Jeff Johnson n3npq at mac.com
Mon Mar 29 15:20:02 CEST 2010


On Mar 29, 2010, at 4:58 AM, Ludovic Courtès wrote:

> 
>> As part of studying Nix, I've now merged all the nix
>> executables into @rpm5.org CVS.
> 
> How do you plan to use them?
> 

The executables will be used to explicitly demonstrate "interoperability".
If RPM <-> Nix executables can be used interchangeably, then there
is de facto "interoperability". Q.E.D.

Short term the Nix executables will be used to
   1) create a single nix(1) executable (and toy standalone shell). All I'm saying
    is that these three syntaxes will do the same operation:
	$ nix-build -A libpopt		# the existing tool ...
        $ nix build -A libpopt		# ... now becomes nix(1) ...
	nix> build -A libpopt		# ... which has an interactive mode.
   2) refactoring to a library API which can be embedded in RPM. What that
    means for RPM is a PHP-like syntax within macro expansion, adding
    Yet Another Syntax to perform building POPT:
	$ rpm -E '%{nix build -A libpopt}'
    Note that a CLI macro expansion isn't RPM's primary usage case; macro expansions
    are extremely lightweight and can be done anywhere necessary, with dependency
    assertion checking, within package scriptlets, as part of RPM's
    state machines, anywhere a NIx side effect might be desired.

But personally, I'm using the nix executables to imprint Nix code
on my retinas while looking for more interesting "interoperability"
between RPM <-> NIX.

I can see several potential usage cases (but its way too early to say anything definite)
including:

    1) patchelf used to rewrite rpath's while installing *.rpm into /nix/store

    2) a "rpmenv" syntax (i.e. "stdenv" but producing *.rpm not Nix instances)
    to share (more or less) a common approach to build recipes between RPM <-> NIX.

Caveat: The above is just idle speculation. I reserve the right to speculate differently.
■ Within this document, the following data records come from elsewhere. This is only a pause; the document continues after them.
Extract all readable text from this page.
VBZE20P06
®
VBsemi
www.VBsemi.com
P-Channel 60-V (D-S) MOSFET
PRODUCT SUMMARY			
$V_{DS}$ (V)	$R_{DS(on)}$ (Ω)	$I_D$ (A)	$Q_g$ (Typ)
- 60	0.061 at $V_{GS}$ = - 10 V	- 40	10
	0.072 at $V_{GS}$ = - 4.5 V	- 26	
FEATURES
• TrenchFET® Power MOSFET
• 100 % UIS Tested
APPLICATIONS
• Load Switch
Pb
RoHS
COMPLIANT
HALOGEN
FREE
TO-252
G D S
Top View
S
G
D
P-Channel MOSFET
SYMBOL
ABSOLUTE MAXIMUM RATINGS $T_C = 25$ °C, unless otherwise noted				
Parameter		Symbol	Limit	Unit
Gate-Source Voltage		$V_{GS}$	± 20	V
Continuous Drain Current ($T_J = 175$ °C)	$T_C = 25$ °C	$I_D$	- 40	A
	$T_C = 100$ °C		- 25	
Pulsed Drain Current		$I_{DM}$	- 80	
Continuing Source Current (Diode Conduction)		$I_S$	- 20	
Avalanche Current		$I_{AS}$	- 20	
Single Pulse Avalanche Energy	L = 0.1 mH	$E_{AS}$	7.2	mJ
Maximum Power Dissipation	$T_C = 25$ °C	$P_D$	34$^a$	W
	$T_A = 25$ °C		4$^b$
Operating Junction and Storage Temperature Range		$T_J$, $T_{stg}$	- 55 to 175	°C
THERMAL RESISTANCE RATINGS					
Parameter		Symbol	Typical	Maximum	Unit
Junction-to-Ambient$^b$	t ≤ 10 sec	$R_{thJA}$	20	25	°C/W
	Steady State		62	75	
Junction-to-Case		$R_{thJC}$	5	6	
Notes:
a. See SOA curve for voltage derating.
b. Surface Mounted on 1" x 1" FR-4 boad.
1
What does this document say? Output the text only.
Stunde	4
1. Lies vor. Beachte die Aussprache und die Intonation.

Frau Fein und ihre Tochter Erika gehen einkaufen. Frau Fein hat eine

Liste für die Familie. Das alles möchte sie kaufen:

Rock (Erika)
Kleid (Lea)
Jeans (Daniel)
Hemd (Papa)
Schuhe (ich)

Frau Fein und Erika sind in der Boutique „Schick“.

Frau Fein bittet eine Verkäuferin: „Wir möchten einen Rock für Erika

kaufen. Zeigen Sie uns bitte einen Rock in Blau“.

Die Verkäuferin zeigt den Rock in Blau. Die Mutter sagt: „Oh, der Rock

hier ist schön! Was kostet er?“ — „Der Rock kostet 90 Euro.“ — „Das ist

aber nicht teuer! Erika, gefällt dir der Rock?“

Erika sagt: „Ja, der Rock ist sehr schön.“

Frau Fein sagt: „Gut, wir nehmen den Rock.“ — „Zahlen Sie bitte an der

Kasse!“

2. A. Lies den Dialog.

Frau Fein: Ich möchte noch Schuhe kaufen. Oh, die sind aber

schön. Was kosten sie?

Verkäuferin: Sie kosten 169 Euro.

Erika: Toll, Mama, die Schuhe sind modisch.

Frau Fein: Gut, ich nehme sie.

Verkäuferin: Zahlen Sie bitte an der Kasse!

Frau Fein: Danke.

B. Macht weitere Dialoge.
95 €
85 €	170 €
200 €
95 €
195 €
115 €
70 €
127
> Do you plan, e.g., to have code written in the Nix language as part of
> the RPM spec files, or to deploy packages to something similar to the
> Nix store?
> 

Both and more. But atm, I'm doing "wild hacking" to try to define what
might be meaningfully and usefully combined with RPM <-> Nix. The final
answer might very well end up being
	Nothing.
but I'm a bit more optimistic than that.